Lügen, Sexismus und Unternehmertum

Der erotische Semesterplaner von zwei BWL Studenten von der Freien Universität Berlin und der (Alibi-) Frau von der Hochschule für Wirtschaft und Recht scheint Anlaufschwierigkeiten zu haben. Eineinhalb Monate nach dem Erscheinen scheint der breitangelegte ( :lol: ), sexistisch boulevardesken Werbekampagne des Semplaers die Luft auszugehen. Außerdem scheinen die Verantwortlichen, wie der Blog des AStA der FU Berlin schreibt, Leon B., Florian S. und Jasmin S. es mit den Tatsachen nicht so genau genommen zu haben.

In Foren (1, 2, 3) und in Interviews erweckten sie zwar den Eindruck, sie würden Mittel des FU Projekts funpreneur bekommen, was wohl nicht ganz richtig ist. Hinzu kommt, daß sie in ihrem e-Mail Kontakt ebenfalls den Anschein erwecken, die drei gehörten zum funpreneur Team. Dumm nur, daß Elisabeth Busse, die Ansprechpartnerin für das Projekt, negiert, daß der Studi-Kalender Geld bekommen hätte.

Sehr viel amüsanter ist aber, wie sich die die beiden Typen gegen den Vorwurf des Sexismus wehren. In einem Interview mit der völlig uniteressanten Campus-Zeitung Furios, die ebenfalls keine Scheu vor der Reproduktion (hetero-) sexueller Rollenklischees hat und diese offenbar auch positivistisch auslebt, erläutern sie dies bestechend simpel.

Richtig Ärger hat es nie gegeben. In einer E-mail wurden wir als Sexisten beschimpft, so ist es aber nicht, dafür sorgt auch die Frau im Team.

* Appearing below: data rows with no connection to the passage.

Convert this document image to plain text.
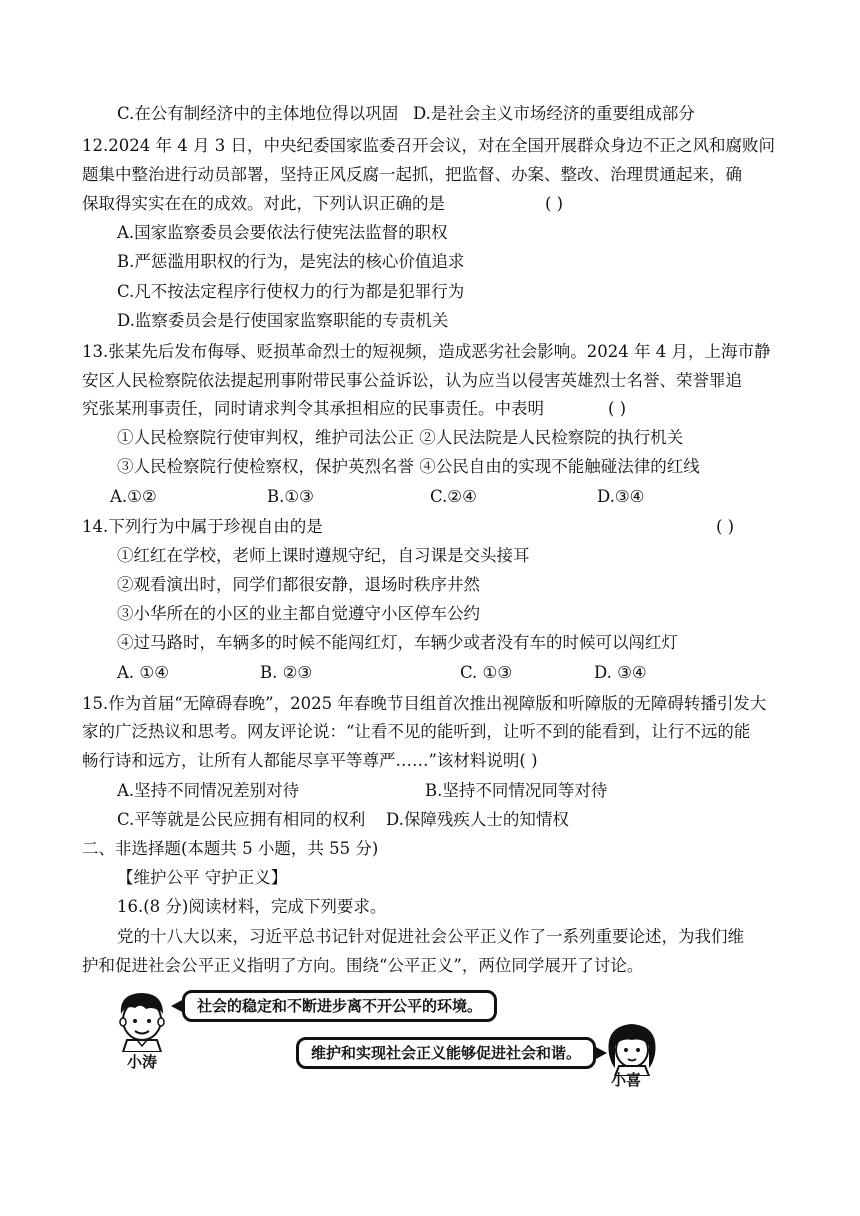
C.在公有制经济中的主体地位得以巩固 D.是社会主义市场经济的重要组成部分
12.2024 年 4 月 3 日，中央纪委国家监委召开会议，对在全国开展群众身边不正之风和腐败问
题集中整治进行动员部署，坚持正风反腐一起抓，把监督、办案、整改、治理贯通起来，确
保取得实实在在的成效。对此，下列认识正确的是	( )
A.国家监察委员会要依法行使宪法监督的职权
B.严惩滥用职权的行为，是宪法的核心价值追求
C.凡不按法定程序行使权力的行为都是犯罪行为
D.监察委员会是行使国家监察职能的专责机关
13.张某先后发布侮辱、贬损革命烈士的短视频，造成恶劣社会影响。2024 年 4 月，上海市静
安区人民检察院依法提起刑事附带民事公益诉讼，认为应当以侵害英雄烈士名誉、荣誉罪追
究张某刑事责任，同时请求判令其承担相应的民事责任。中表明	( )
①人民检察院行使审判权，维护司法公正 ②人民法院是人民检察院的执行机关
③人民检察院行使检察权，保护英烈名誉 ④公民自由的实现不能触碰法律的红线
A.①②	B.①③	C.②④	D.③④
14.下列行为中属于珍视自由的是	( )
①红红在学校，老师上课时遵规守纪，自习课是交头接耳
②观看演出时，同学们都很安静，退场时秩序井然
③小华所在的小区的业主都自觉遵守小区停车公约
④过马路时，车辆多的时候不能闯红灯，车辆少或者没有车的时候可以闯红灯
A. ①④	B. ②③	C. ①③	D. ③④
15.作为首届“无障碍春晚”，2025 年春晚节目组首次推出视障版和听障版的无障碍转播引发大
家的广泛热议和思考。网友评论说：“让看不见的能听到，让听不到的能看到，让行不远的能
畅行诗和远方，让所有人都能尽享平等尊严……”该材料说明( )
A.坚持不同情况差别对待	B.坚持不同情况同等对待
C.平等就是公民应拥有相同的权利 D.保障残疾人士的知情权
二、非选择题(本题共 5 小题，共 55 分)
【维护公平 守护正义】
16.(8 分)阅读材料，完成下列要求。
党的十八大以来，习近平总书记针对促进社会公平正义作了一系列重要论述，为我们维
护和促进社会公平正义指明了方向。围绕“公平正义”，两位同学展开了讨论。
小涛
社会的稳定和不断进步离不开公平的环境。
维护和实现社会正义能够促进社会和谐。
小喜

Was für eine Begründung. Weil eine Frau ebenfalls dabei ist, ist der Nacktkalender natürlich nicht sexistisch. Dafür sorgt sie schon. Nur wie, bleibt unklar.

Die sexistische Typisierung des erotischen Semesterplaners mit zehn Seiten Information – scheinbar nach dem Vorbild des kostenlosen AStA stud.kal – setzt sich in der Auswahl der Modells fort. Der Mix soll nämlich den Reichtum an verschiedenen ethnischen Gruppen auf dem Campus der Berliner Universitäten gebührend hervorheben und so ausbeuten. Die Modells wurden im Übrigen, wie im Interview erläutert wird, für ihre fetischisierte Körperentblössung mit einem professionellen Fotoshooting belohnt, womit sie nach Angaben der Unternehmer zufrieden gewesen wären (und vor allem sein mußten).

Aber zurück zum erotisch exotischen Mix Es sollte nämlich für jeden Mann etwas dabei sein.

Wir haben darauf geachtet, dass die Mädels das nicht professionell machen und haben auch keine großen Photoshop-Korrekturen vorgenommen. So sind die Frauen auch in echt.

Genau, Frauen ziehen sich zu kommerziellen Zwecken aus, sie lassen sich gerne sexy ablichten, weil sie eben so klug und schön sind. Denn alle Frauen sind eben ein Rudel Titten. Das ist weder sexistisch, noch irgendwie anders abwertend. Was für eine Blödsinn!

Ich frag mich, was schlimmer ist: die fortgesetzte Mär von der Unterstützung der drei UnternehmerInnen durch profund, oder der ekelhafte Sexismus, dem sich nun bereitwillig neoliberale vermeintliche Studentenzeitungen anschließen und so heterosexuelle Normalisierung betreiben, die sich hinter positivistisch affirmativer Unternehmerleistungen verstecken. Beides ist in jedem Fall widerlich! Ersteres zeigt allerdings deutlich, wohin die drei wollen. Letzteres macht sie zu Sexist_innen.


2 Antworten auf „Lügen, Sexismus und Unternehmertum“


  1. 1 Krempler 31. August 2009 um 8:17 Uhr

    warum löschtest du mein kommentar?

  2. 2 Machnow 31. August 2009 um 14:11 Uhr

    :lol: kommentare schreiben will gelernt sein!